L’averse de grêle n’avait été qu’un épisode violent mais heureusement bref, laissant la place à une bruine presque imperceptible qui finit par s’épuiser complètement. Peu après, un courant d’air chaud balaya la gorge de bas en haut précédant une timide éclaircie. Naturellement et comme prévu, le débit de la cascade s’affaiblit, le niveau du torrent chuta sensiblement. Levant la tête maintes fois, le miraculé constata enfin l’ouverture graduelle du passage : surtout, le cade avait résisté, les pieux salvateurs hérissaient de nouveau la paroi trempée. Louis était épuisé, gelé, raidi, mais au paroxysme de la joie. La voie était libre ; il était sauvé. Il décrispa des doigts bleuâtres qui conservaient la rondeur du bois, dénoua, une à une, les articulations ankylosées de ses bras, étira jambe après jambe pour stimuler sa circulation sanguine et entreprit, puisant dans l’ultime réserve de ses forces, une lente ascension vers sa résurrection. Lorsqu’il arriva à la cabane en se traînant comme un pauvre diable, le soleil chauffait de ses rayons et les nuages en paquets fuyaient sous l’attaque du Mistral. Louis se débarrassa de ses vêtements dégoulinants qu’il jeta aux quatre vents sur quelques branchages après les avoir essorés grossièrement, s’enroula dans le drap sec de sa couche, s’allongea en pleine lumière et sombra profondément dans un somme réparateur. C’est une fringale terrible qui fit ouvrir l’œil au rescapé de bonne constitution.

Plu louancho Fouan : Plus lointaine Fontaine (nom propre)

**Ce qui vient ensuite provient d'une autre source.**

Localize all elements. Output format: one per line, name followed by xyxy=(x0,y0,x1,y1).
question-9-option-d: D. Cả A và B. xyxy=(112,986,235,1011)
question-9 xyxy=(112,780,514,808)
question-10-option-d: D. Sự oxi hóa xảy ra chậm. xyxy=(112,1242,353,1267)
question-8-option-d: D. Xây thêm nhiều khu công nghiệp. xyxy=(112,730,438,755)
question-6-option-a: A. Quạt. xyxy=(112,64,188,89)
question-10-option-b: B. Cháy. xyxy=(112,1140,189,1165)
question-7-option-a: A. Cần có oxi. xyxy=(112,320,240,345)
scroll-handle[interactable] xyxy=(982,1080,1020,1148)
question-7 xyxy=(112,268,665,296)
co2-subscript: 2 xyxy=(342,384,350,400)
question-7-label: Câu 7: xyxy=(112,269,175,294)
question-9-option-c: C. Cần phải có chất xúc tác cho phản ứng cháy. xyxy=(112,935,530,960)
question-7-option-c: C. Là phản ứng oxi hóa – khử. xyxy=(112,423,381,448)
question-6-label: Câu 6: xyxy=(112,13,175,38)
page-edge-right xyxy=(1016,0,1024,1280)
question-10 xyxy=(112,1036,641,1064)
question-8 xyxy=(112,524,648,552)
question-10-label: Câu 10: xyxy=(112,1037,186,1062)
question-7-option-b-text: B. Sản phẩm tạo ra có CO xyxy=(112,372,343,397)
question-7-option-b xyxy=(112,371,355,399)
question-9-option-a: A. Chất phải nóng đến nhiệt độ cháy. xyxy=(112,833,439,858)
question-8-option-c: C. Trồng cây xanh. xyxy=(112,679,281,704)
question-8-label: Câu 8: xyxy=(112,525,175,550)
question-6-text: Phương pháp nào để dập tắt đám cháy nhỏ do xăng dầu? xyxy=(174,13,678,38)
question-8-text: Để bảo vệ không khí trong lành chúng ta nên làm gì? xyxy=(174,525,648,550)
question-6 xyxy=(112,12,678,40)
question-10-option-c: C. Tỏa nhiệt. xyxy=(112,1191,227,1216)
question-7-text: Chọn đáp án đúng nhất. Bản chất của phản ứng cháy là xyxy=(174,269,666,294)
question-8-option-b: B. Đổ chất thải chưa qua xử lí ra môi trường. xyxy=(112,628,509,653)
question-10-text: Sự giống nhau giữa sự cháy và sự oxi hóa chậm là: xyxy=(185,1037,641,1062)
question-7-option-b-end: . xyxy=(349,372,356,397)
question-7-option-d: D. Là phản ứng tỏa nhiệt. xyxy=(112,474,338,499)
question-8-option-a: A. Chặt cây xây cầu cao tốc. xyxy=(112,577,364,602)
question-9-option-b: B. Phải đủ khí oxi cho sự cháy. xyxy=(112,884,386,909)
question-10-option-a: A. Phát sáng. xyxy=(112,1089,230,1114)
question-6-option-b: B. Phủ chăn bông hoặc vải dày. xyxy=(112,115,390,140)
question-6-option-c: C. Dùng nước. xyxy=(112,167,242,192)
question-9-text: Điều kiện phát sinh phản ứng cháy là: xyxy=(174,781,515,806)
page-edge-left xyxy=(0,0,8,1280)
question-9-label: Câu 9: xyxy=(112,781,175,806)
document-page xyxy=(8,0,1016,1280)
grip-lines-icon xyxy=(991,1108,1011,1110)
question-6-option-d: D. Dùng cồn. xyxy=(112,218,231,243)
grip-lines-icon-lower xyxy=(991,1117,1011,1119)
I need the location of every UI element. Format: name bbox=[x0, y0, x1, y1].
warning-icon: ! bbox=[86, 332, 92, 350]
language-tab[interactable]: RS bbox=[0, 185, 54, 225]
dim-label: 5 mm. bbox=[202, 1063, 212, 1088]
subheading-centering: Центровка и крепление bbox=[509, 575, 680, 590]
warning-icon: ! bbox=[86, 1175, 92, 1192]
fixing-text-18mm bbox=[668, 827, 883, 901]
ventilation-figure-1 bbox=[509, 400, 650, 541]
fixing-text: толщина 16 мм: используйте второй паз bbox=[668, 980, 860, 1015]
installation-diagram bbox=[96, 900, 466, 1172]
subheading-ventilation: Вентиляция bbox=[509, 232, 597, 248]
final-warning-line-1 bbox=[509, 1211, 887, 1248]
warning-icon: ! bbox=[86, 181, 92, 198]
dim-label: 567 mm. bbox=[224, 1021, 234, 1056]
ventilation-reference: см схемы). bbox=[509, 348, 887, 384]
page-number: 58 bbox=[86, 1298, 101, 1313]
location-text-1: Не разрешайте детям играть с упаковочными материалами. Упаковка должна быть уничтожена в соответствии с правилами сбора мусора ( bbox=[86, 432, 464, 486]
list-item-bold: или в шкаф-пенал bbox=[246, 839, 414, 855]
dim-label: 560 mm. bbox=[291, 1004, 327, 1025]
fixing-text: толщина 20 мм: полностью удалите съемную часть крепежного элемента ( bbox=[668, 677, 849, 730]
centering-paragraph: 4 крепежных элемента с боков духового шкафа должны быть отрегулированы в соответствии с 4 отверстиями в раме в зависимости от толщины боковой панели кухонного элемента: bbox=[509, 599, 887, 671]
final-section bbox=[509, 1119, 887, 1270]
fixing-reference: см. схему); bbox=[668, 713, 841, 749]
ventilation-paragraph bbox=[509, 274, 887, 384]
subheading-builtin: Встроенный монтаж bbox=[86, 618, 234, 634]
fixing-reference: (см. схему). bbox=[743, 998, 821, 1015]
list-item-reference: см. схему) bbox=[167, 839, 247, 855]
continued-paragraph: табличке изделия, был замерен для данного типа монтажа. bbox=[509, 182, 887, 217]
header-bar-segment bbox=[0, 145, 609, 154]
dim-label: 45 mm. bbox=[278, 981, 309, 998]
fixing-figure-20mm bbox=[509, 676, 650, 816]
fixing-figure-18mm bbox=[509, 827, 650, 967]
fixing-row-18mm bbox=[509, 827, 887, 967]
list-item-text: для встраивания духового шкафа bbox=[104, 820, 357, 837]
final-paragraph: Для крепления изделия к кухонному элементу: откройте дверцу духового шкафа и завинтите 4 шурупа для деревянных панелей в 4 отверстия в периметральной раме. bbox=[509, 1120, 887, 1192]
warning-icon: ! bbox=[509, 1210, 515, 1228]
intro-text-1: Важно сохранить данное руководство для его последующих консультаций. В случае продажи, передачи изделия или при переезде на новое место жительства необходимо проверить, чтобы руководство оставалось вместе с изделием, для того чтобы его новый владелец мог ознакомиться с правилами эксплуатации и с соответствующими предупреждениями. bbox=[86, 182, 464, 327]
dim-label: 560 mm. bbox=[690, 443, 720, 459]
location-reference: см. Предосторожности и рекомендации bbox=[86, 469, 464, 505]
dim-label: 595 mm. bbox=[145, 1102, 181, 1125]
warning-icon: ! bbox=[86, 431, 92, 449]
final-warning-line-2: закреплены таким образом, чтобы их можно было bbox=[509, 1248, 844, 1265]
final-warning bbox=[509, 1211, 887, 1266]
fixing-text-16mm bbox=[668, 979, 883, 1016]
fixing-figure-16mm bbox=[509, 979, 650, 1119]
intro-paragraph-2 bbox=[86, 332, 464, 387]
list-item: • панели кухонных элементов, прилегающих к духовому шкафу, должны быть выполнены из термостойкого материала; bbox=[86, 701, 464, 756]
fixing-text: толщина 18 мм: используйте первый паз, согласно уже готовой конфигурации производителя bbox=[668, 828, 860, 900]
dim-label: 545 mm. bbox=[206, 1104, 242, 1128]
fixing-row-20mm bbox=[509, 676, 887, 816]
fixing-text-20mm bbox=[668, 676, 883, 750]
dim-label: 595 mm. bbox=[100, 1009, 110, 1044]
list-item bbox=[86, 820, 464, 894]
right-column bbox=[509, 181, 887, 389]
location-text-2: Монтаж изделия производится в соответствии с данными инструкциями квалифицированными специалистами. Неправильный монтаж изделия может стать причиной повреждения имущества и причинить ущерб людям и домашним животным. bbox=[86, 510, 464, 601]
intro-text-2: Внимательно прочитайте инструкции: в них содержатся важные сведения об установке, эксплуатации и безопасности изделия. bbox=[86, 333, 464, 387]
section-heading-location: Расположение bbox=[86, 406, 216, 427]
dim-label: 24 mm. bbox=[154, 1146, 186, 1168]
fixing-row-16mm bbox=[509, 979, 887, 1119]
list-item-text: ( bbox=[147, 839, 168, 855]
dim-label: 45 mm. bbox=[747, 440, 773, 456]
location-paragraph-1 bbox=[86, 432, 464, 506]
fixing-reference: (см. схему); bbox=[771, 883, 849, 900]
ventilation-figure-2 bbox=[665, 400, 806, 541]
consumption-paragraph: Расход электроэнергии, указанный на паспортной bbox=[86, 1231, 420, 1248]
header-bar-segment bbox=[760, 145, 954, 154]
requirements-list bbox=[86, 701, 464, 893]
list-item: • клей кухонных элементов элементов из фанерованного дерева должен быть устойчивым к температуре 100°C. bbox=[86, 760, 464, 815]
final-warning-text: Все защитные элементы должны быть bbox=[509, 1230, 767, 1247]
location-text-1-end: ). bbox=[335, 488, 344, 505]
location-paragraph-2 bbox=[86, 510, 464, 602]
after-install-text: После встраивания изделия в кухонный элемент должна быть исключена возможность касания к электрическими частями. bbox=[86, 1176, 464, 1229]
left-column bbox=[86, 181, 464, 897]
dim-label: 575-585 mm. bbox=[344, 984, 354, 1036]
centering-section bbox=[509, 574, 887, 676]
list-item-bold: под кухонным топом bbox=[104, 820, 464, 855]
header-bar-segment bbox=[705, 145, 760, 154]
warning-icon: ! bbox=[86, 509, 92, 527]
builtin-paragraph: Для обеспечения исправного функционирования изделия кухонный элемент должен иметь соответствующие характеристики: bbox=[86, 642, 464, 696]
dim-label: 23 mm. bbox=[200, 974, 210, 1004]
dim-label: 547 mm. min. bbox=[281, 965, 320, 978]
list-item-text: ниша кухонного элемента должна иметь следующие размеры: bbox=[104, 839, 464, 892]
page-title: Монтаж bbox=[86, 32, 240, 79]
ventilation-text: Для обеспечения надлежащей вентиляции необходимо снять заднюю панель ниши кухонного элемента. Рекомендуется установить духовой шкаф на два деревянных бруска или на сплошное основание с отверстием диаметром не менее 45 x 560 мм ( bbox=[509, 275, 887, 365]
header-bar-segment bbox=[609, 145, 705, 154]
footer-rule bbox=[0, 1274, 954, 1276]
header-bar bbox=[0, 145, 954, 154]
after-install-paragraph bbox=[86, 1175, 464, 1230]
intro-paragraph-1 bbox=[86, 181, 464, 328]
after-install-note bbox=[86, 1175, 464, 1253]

La carte de son auberge était certes spartiate mais ô combien bienvenue. Le gaillard n’avait jamais autant savouré un croûton de pain dur assorti d’un rataillon de fromage sec, tout ce qui restait au fond de sa gamelle. Un menu au goût de trop peu mais suffisant pour redonner quelques forces. Un peu requinqué, il se rhabilla et dut encore, en pêcheur averti, vider ses truites en commençant par la plus royale, celle qui avait failli lui coûter la vie. Une fois rincées à l’eau pure d’un gour voisin, il les rangea minutieusement et les recouvrit des filets humides. A la fin, le sac au complet était bouffi comme un ange et lourd comme un âne mort. Le braconnier vérifia ensuite qu’aucun indice trop flagrant ne dévoilât son obscure activité et prit sans regret le chemin du retour en songeant que l’heure, au soleil, devait être bien tardive pour rentrer en douce. Il suivit la rive gauche par une sente en zigzags, déboula par-dessus la source, évita prudemment le bastidon du Gabre et rejoignit, par le raidillon de la Colle, le village qui piquait sa sieste journalière au gros de la chaleur. Profitant de l’aubaine, Louis fit au plus court dans les ruelles désertées, souleva le heurtoir en forme de main à la porte de mère Barque, n’attendit pas qu’on lui réponde et pénétra d’emblée dans la cuisine où ronflait bruyamment l’insouciante habitante. Au bruit des pas pesants de l’intrus, elle se réveilla comme sonnait un coup à l’horloge de l’église et se leva péniblement en s’appuyant sur les accoudoirs gémissants de sa banquette.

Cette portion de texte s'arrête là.